Spring and Summer Rains – Yes, we had rains. A lot of them. Disease pressure for downy mildew was higher this year than any of my previous seasons at Sunset Hills, and vigilant vineyard management has been more important this year than ever, especially considering the high vigor. Our June and July vineyard labor hours were off-the-charts high, as the crew attempted to keep up with the vines’ rapid growth through canopy and crop management. But I believe the hard work has paid off, as we’re now seeing exceptionally clean fruit being harvested and pressed.
Cool, Sunny August and September – The latter half of the growing season has been the real boon. August and September have been exquisite, with warm, sunny days and cool nights. We’ve seen slow, uniform ripening almost across the board in all our varietals, and there has been almost no rain in the past three weeks. (That said, next week might be a bit wet.) As these warm days and cool nights pile up, we begin to see a very good vintage forming.
It is, of course, too early to say much, since we still have about half of our fruit hanging on the vines, and since none of our fermentations have even finished yet; however, it’s certainly not too early to get excited.

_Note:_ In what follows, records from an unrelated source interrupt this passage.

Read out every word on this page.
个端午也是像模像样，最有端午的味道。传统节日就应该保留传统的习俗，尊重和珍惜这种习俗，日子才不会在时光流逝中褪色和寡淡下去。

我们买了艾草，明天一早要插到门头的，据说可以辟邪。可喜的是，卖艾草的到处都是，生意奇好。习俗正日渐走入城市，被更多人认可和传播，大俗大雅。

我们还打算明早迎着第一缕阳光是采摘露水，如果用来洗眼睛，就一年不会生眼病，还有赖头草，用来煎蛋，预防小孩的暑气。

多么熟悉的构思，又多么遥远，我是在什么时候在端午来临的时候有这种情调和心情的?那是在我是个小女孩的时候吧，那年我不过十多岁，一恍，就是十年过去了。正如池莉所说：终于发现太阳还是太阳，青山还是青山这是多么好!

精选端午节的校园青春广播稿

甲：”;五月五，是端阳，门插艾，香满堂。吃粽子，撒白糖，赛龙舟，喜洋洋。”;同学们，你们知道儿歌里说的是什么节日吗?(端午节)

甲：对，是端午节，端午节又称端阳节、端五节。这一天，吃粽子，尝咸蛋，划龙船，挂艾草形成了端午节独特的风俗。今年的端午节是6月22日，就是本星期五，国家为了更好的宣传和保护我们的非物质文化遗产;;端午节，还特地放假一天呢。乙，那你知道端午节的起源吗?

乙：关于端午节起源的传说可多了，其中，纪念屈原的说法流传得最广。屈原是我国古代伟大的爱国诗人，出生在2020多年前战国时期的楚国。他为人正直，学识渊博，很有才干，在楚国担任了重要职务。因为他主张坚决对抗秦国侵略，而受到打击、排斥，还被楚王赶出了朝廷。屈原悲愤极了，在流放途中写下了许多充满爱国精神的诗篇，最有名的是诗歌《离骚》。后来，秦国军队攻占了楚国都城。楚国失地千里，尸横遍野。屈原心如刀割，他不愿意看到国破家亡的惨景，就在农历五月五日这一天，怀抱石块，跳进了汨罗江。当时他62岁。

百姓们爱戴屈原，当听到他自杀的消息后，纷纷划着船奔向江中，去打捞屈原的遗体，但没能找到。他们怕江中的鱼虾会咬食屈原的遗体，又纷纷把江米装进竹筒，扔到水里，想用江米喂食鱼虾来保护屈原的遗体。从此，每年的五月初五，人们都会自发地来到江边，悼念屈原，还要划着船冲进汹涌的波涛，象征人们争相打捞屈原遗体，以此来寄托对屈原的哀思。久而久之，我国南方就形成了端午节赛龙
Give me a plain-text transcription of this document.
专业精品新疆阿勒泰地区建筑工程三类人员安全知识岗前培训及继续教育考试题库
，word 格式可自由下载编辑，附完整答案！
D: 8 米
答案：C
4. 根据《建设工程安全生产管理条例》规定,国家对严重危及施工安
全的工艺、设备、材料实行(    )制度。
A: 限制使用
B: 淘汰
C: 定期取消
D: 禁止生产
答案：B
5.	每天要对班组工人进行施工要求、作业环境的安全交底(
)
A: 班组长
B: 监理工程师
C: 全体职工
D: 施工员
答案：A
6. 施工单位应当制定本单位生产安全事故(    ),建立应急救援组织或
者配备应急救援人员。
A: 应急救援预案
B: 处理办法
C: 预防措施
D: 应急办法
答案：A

September 11, 2013 § Leave a comment
Nate’s Picks for October 2013:
2012 Petit Manseng
Blend: 100% Petit Manseng
Vineyards: Estate Vineyard #3, South River Vineyard, Amrhein Vineyard
The Wine: We were fortunate to be able to work with two great growers for additional Petit Manseng fruit in 2012 – South River, in Green County, and Amrhein in Bent Mountain. These vineyards brought length and expressive varietal characteristics to the blend, while our Estate Vineyard #3 brought ripe fruit, great sugars, and phenomenal acid. The 2012 vintage is a movement toward less obtrusive oak, as we find ourselves wanting to show the inimitable varietal characteristics of Petit Manseng. Slightly off-dry, a la the 2010 (if anybody can remember back that far), our Petit Manseng was fermented entirely in French oak, with a winter lees stirring program.
2012 Reserve Chardonnay
Blend: 100% Chardonnay
Vineyards: Estate Vineyard #3, Shenandoah Springs Vineyard
The Wine: With the 2012 Reserve Chardonnay, we were able to explore blending the barrel ferment piece of both the Estate Vineyard and Shenandoah Springs Vineyard, allowing us to utilize the length and texture of Shenandoah Springs with the ripeness and power of Estate Vineyard #1. The result is what will probably settle into being the most complex and intriguing Chardonnay from the 2012 vintage. This wine was held back until the October shipment in hopes that it will be drunk with fall and winter meals, as the wine has more weight than many of our other white wines.